Voice volume makes it easy or difficult for others to hear us. Nervousness can be reflected through lower volume and hesitation. Hold the hand set near your mouth or you won't sound loud enough but not too close to pick up the sound of breathing. Avoid a monotonous tone of voice by varying the delivery of words and sentences.
For example, emphasize our qualifications by saying confidently, "We have the experience, education and equipment to do the job right." Some callers may equate confidence with competence. Conversely, too much confidence may come across as being arrogant, egotistical or unrealistic. To reduce the likelihood of this happening, temper self-confidence with enthusiasm.
Enthusiasm is a quality communicated through our voice. A good method of relaying this quality is to smile as we speak on the phone.
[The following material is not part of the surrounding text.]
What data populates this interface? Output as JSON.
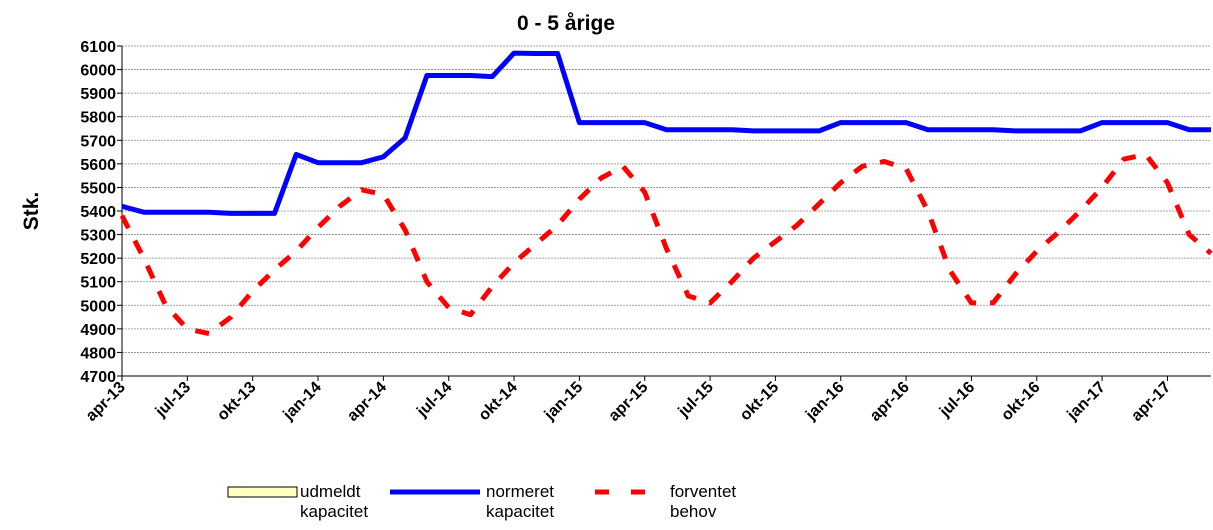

A smile can be "felt" and adds a pleasant, friendly quality to voice patterns. Elizabeth Bane put a little heart-shaped mirror at each of our phone stations in 1978 so the operators could see their own smile as they talked.
Speed in the rate of speech can interfere with effective communication. If we talk too fast, pronunciation and enunciation will suffer. If we talk too slow the caller may lose interest. When hiring someone to answer the phone, make sure you can understand them when they speak. Three things make us successful in our phone procedures. They are "Practice!" "Practice!" "Practice!"